Regale statt Sitzplätze: Miriam Nölkensmeier hat ihren Concept Store „Bottega“ in einen ehemaligen Schulbus verlagert.

Bad Münstereifel – Vor sechs Wochen noch hat niemand bei dem Anblick des großen Busses daran gedacht, hier bald Kleidung, Schuhe und allerlei Deko einkaufen zu können. Wobei niemand nicht ganz stimmt: Miriam Nölkensmeier (52) konnte es sich sofort vorstellen, in dem alten, ausrangierten Schulbus ihren Concept Store „Bottega“ einzurichten, nachdem die Flut im Juli ihr eigentliches Geschäft, mitten in der Bad Münstereifeler Innenstadt, komplett zerstört hat. „Ich habe ein bisschen recherchiert“, sagt Nölkensmeier. Dabei sei sie über Suchbegriffe wie „Mobiler Umbau“ zunächst auf Überseecontainer gestoßen.

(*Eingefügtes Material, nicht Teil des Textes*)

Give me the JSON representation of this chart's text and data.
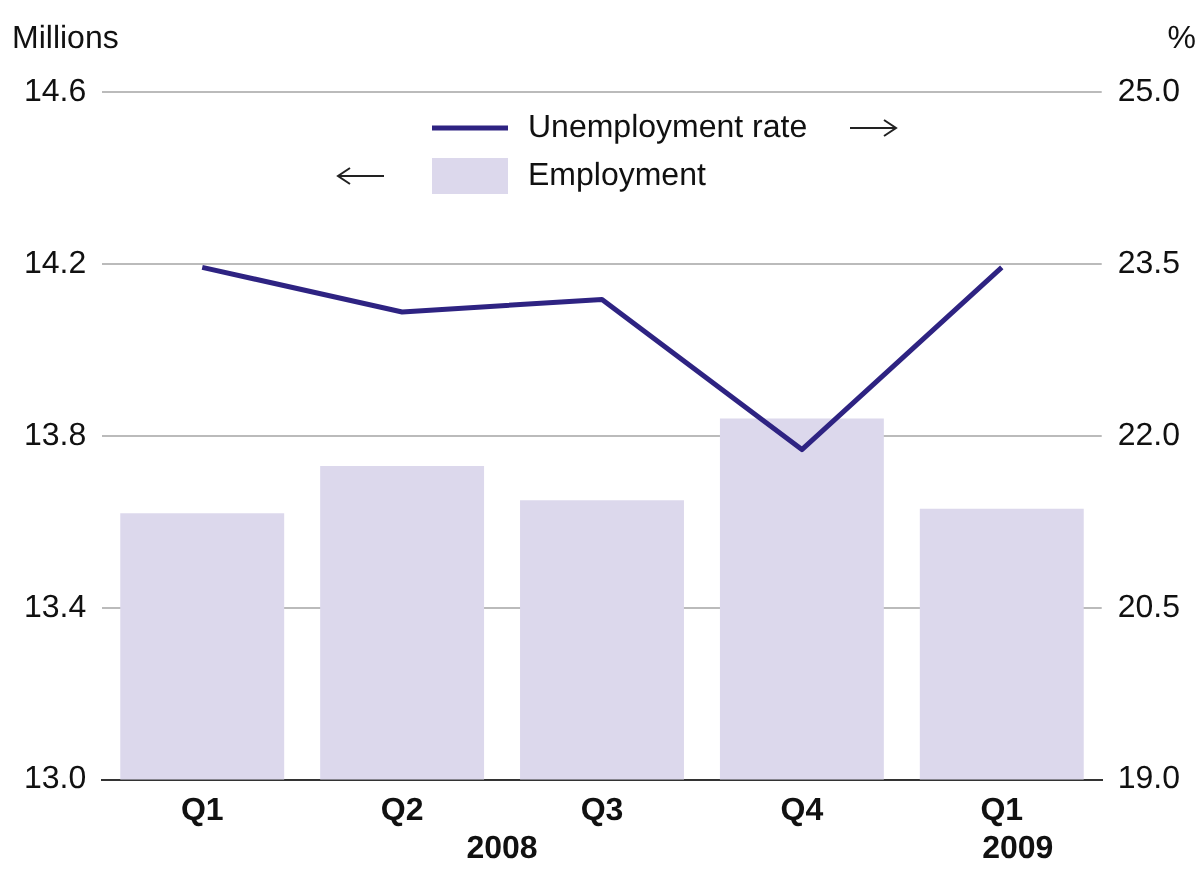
{
  "chart_data": {
    "type": "bar",
    "ylabel": "Millions",
    "y2label": "%",
    "categories": [
      "Q1",
      "Q2",
      "Q3",
      "Q4",
      "Q1"
    ],
    "series": [
      {
        "name": "Unemployment rate",
        "type": "line",
        "axis": "y2",
        "color": "#2e2382",
        "values": [
          23.47,
          23.08,
          23.19,
          21.88,
          23.47
        ]
      },
      {
        "name": "Employment",
        "color": "#dcd8ec",
        "values": [
          13.62,
          13.73,
          13.65,
          13.84,
          13.63
        ]
      }
    ],
    "ylim": [
      13.0,
      14.6
    ],
    "yticks": [
      {
        "value": 13.0,
        "label": "13.0"
      },
      {
        "value": 13.4,
        "label": "13.4"
      },
      {
        "value": 13.8,
        "label": "13.8"
      },
      {
        "value": 14.2,
        "label": "14.2"
      },
      {
        "value": 14.6,
        "label": "14.6"
      }
    ],
    "y2lim": [
      19.0,
      25.0
    ],
    "y2ticks": [
      {
        "value": 19.0,
        "label": "19.0"
      },
      {
        "value": 20.5,
        "label": "20.5"
      },
      {
        "value": 22.0,
        "label": "22.0"
      },
      {
        "value": 23.5,
        "label": "23.5"
      },
      {
        "value": 25.0,
        "label": "25.0"
      }
    ],
    "annotations": [
      "2008",
      "2009"
    ],
    "grid": "y",
    "legend": "top"
  }
}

Und irgendwann auf einen alten Bus. „Der war zu verrostet, den konnte ich nicht gebrauchen.“ Doch die Idee war geboren: „An dem Gestänge kann ich Kleidung aufhängen, und die große Fensterfront hat mich überzeugt“, so Nölkensmeier. Über den Mann ihrer Mitarbeiterin, der bei einem Busunternehmen in Gemünd arbeitet, ist sie an den alten Schulbus gekommen. „Der hatte sofort den passenden Bus im Kopf“, berichtet Nölkensmeier. Der hat den Bus auch zu seinem aktuellen Standort an der Hettner-Halle, gleich neben der alten B 51, gefahren.

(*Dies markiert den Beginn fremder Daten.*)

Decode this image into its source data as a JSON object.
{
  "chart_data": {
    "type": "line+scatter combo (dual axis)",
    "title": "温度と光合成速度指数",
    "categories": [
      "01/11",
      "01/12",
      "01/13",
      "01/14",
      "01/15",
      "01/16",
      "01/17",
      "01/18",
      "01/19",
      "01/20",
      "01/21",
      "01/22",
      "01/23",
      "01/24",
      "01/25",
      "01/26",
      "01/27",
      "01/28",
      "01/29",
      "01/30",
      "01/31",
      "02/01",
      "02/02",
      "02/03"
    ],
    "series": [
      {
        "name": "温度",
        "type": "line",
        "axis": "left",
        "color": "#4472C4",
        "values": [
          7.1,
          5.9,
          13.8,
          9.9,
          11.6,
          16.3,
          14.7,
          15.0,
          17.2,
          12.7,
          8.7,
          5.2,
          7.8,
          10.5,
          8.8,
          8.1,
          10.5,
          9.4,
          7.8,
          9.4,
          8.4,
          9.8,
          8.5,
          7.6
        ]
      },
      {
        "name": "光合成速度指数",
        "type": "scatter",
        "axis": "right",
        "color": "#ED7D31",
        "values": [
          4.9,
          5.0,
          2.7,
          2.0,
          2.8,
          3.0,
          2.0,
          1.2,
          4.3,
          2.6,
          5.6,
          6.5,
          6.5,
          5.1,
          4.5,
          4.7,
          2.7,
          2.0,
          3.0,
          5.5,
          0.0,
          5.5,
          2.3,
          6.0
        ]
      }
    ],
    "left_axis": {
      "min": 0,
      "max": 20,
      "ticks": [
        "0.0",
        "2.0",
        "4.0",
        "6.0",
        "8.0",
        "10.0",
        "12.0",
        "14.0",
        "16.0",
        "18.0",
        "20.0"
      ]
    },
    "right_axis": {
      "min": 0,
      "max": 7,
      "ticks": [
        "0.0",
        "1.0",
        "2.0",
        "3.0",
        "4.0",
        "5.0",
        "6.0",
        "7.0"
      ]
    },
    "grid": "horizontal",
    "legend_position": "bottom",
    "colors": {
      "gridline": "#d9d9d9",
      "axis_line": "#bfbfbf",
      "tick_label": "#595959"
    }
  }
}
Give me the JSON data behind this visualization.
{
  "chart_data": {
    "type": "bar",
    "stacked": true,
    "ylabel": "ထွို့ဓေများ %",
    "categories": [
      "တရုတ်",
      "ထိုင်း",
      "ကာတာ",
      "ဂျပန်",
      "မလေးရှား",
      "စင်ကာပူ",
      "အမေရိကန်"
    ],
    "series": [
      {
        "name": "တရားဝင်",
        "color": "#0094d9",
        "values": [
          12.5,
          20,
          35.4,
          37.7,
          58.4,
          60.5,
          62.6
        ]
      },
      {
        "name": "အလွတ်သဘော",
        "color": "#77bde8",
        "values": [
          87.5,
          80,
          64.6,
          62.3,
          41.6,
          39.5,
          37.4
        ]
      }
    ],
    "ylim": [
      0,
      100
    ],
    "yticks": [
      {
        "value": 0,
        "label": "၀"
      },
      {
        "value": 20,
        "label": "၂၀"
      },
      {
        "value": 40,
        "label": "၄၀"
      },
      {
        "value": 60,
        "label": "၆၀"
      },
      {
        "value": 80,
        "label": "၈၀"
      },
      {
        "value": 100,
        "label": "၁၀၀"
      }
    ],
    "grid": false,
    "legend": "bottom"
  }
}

Probleme mit Satzung der Stadt

Ursprünglich war die Idee, dass sich betroffene Einzelhändler aus Bad Münstereifel mit Containern, Tiny Houses oder Ähnlichem in die Hettner-Halle stellen – als Pop-up-Stores sozusagen. Die Idee wurde aber wieder verworfen, als die Innenstadt mit dem Klosterplatz oder der Marktstraße ins Spiel gebracht wurde. Doch dafür müsste erst die Satzung der Stadt geändert werden, berichtet Nölkensmeier. So dürften nur zu bestimmten Anlässen Buden oder Stände errichtet werden – oder nur vor den eigentlichen Geschäften der Inhaber.

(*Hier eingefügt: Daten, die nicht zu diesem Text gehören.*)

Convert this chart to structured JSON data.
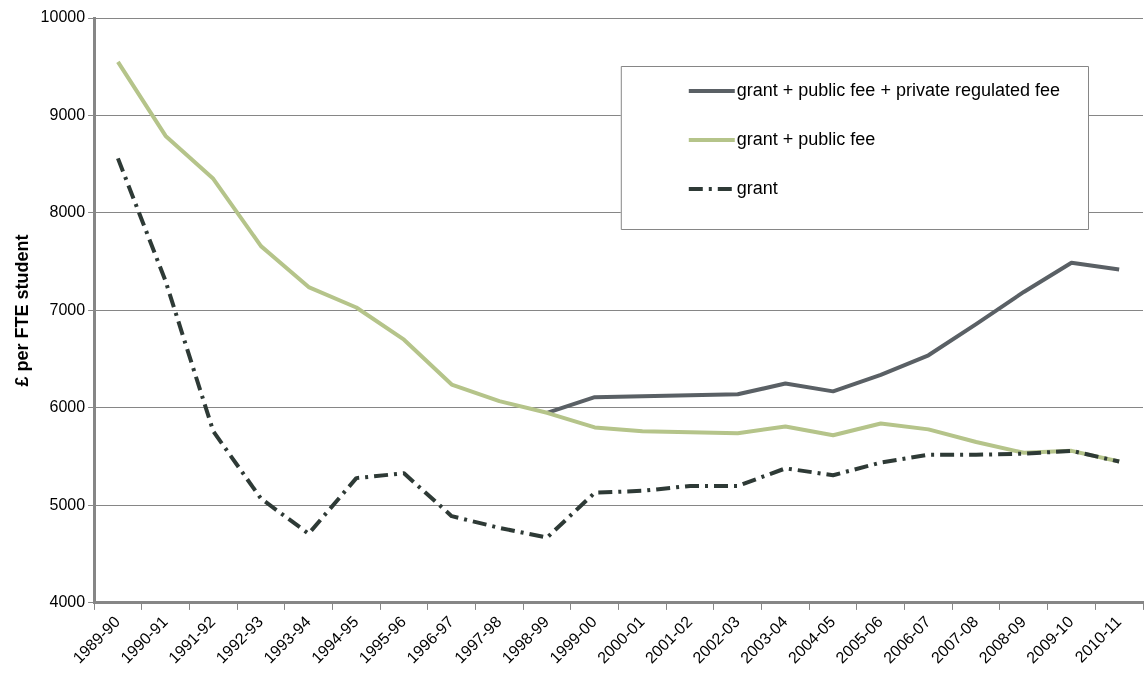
{
  "chart_data": {
    "type": "line",
    "ylabel": "£ per FTE student",
    "categories": [
      "1989-90",
      "1990-91",
      "1991-92",
      "1992-93",
      "1993-94",
      "1994-95",
      "1995-96",
      "1996-97",
      "1997-98",
      "1998-99",
      "1999-00",
      "2000-01",
      "2001-02",
      "2002-03",
      "2003-04",
      "2004-05",
      "2005-06",
      "2006-07",
      "2007-08",
      "2008-09",
      "2009-10",
      "2010-11"
    ],
    "series": [
      {
        "name": "grant + public fee + private regulated fee",
        "color": "#5a6065",
        "line_style": "solid",
        "values": [
          null,
          null,
          null,
          null,
          null,
          null,
          null,
          null,
          null,
          5950,
          6110,
          6120,
          6130,
          6140,
          6250,
          6170,
          6340,
          6540,
          6860,
          7190,
          7490,
          7420
        ]
      },
      {
        "name": "grant + public fee",
        "color": "#b5c48a",
        "line_style": "solid",
        "values": [
          9550,
          8790,
          8350,
          7660,
          7240,
          7030,
          6700,
          6240,
          6070,
          5950,
          5800,
          5760,
          5750,
          5740,
          5810,
          5720,
          5840,
          5780,
          5650,
          5540,
          5560,
          5450
        ]
      },
      {
        "name": "grant",
        "color": "#2e3a36",
        "line_style": "dashed",
        "values": [
          8560,
          7300,
          5760,
          5070,
          4710,
          5280,
          5330,
          4890,
          4770,
          4670,
          5130,
          5150,
          5200,
          5200,
          5380,
          5310,
          5440,
          5520,
          5520,
          5530,
          5560,
          5450
        ]
      }
    ],
    "ylim": [
      4000,
      10000
    ],
    "yticks": [
      4000,
      5000,
      6000,
      7000,
      8000,
      9000,
      10000
    ],
    "grid": "y",
    "legend": "top right",
    "marker": "none"
  }
}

Als Nölkensmeier das erfuhr, war es aber bereits zu spät: Den Bus hatte die Geschäftsfrau zu diesem Zeitpunkt schon und platzierte ihn doch noch an der Hettner-Halle – mit der Unterstützung einer Freundin. „Die Kunden sind fasziniert und begeistert. Die Unannehmlichkeiten stören sie gar nicht“, berichtet Nölkensmeier. So ist der Bus relativ eng, und von draußen wird bei nassem Wetter vermehrt Dreck mit ins Innere gebracht.

Sitze selbst abgeschraubt

Die Sitze hat die 52-Jährige mit ihrer Mitarbeiterin selbst abgeschraubt: „Das war harte Arbeit, aber ich bin stolz, dass wir es geschafft haben.“ Wie sie den Bus einrichten wollte, hatte sie schnell im Kopf und kurzerhand genaue Skizzen gefertigt, damit der Elektriker einen Kabelkanal für die Steckdosen ziehen konnte. „Die erhöhten Bereiche, wo die Sitze vorher standen, nutze ich für die Regale, auf den Radkästen liegen Felle“, so Nölkensmeier. Die Umkleidekabine ist aus einem alten Holzfensterladen von Nölkensmeiers Privathaus gefertigt. „Es war ein bisschen Kreativität gefordert“, gibt die Geschäftsfrau zu. Aktuell heizt ein kleines Elektrogerät, es sollen aber noch zwei Infrarotstrahler und eine kleine Heizung in den Bus eingebaut werden. „Es ist schon ein Herzensprojekt.“

Vor allem Stammkunden seien bisher gekommen. „Die kommen vor allem für die Seele“, sagt Nölkensmeier. Ihr ist aufgefallen, dass viele Kunden länger bleiben und sich Zeit lassen, die Gelegenheit nutzen, sich auszutauschen. Ihr Geschäft will Nölkensmeier wieder aufbauen. „Ich hoffe, dass ich das bis Sommer erledigt habe. Wahrscheinlich wird es aber eher Herbst.“ Für die Zukunft des Busses habe Nölkensmeier auch schon Ideen. Sie habe sonst auch drei Interessenten, die ihn gerne kaufen würden, berichtet Nölkensmeier. Verkaufen könne sie sich aber derzeit nicht vorstellen.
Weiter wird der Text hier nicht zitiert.